# Let $M$ be a subfield of Complex field such that $M/\Bbb Q$ is a finite Galois extension

Let $$M$$ be a subfield of Complex field such that $$M/\Bbb Q$$ is a finite Galois extension. Show that if $$[M:\Bbb Q]$$ is an odd number, then $$M$$ is a subfield of Real field.

My current thought is since $$M/\Bbb Q$$ is Galois, it is a normal extension. That is, if $$f(x)$$ has a root in $$M$$, all roots of $$f(x)$$ are in $$M$$. However, I don't know how to continue from here.

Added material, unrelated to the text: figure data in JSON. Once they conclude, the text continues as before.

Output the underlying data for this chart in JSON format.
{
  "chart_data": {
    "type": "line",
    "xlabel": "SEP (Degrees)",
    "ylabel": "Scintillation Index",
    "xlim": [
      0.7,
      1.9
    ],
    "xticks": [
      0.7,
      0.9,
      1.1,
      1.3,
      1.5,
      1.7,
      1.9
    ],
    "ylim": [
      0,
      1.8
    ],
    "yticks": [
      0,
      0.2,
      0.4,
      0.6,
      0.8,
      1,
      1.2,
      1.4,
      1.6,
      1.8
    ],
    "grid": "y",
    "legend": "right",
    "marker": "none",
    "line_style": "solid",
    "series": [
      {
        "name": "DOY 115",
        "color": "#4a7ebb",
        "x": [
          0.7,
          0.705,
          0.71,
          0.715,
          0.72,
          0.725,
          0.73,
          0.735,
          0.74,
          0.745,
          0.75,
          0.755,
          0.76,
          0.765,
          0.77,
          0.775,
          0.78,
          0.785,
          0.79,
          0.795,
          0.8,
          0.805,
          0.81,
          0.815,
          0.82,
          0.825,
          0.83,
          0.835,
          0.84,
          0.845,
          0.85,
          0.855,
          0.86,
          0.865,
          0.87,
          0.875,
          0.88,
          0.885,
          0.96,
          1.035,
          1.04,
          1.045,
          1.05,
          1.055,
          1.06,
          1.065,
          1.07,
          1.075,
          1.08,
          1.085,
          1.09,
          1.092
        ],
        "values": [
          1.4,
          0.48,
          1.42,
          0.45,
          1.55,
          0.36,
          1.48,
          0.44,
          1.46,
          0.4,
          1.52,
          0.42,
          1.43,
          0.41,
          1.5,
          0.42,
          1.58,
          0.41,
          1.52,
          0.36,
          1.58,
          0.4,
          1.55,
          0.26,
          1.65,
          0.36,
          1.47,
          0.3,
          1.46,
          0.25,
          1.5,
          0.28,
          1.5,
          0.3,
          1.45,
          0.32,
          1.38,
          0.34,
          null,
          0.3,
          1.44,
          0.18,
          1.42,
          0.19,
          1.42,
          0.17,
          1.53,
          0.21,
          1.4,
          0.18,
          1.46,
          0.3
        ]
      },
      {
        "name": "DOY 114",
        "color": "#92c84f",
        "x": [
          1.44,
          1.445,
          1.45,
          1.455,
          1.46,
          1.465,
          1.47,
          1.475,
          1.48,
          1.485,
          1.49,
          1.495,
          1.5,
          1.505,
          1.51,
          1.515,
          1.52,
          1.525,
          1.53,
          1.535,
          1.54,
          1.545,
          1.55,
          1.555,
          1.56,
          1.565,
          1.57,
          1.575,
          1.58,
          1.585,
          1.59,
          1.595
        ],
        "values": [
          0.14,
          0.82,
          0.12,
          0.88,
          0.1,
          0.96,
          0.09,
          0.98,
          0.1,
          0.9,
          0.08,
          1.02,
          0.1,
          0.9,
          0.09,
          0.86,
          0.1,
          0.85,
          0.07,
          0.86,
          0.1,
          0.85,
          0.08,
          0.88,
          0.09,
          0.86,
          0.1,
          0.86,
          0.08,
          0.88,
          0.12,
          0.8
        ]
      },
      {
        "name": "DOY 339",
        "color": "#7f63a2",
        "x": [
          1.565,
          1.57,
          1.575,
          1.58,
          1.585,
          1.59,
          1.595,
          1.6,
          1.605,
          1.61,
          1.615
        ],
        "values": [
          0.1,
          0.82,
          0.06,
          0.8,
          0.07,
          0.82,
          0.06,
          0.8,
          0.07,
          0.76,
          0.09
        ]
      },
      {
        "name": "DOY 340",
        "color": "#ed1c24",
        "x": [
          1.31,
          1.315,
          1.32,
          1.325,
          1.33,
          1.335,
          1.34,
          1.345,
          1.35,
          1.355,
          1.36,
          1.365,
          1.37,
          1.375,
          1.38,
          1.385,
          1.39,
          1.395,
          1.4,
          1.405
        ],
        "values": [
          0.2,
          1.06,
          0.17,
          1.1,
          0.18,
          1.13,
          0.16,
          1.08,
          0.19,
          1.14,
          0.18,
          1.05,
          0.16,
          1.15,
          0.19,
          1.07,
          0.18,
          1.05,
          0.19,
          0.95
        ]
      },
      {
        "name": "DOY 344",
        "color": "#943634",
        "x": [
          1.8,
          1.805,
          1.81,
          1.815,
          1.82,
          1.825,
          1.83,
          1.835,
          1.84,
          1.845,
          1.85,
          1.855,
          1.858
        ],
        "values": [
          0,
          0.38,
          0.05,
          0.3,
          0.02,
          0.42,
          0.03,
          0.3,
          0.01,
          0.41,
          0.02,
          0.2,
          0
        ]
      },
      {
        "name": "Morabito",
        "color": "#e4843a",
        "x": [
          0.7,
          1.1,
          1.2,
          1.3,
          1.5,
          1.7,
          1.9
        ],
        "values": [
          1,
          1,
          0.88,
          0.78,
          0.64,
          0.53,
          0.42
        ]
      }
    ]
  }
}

Since $$M/\mathbb{Q}$$ is finite and Galois, it can be thought of as the splitting field of some separable polynomial $$p(x)$$ with rational coefficients. If $$M$$ were not a subfield of $$\mathbb{R}$$, then $$p(x)$$ would have a nonreal complex root, $$\alpha$$. Since all of $$p$$'s coefficients are real then $$\overline{\alpha}$$ would be a root of $$p$$ as well. Now complex conjugation would be a nontrivial automorphism of $$M$$ fixing $$\mathbb{Q}$$, so it would be in the Galois group. But complex conjugation has order 2 as an automorphism, so the size of the Galois group, $$[M:\mathbb{Q}]$$ would be even by Lagrange's theorem.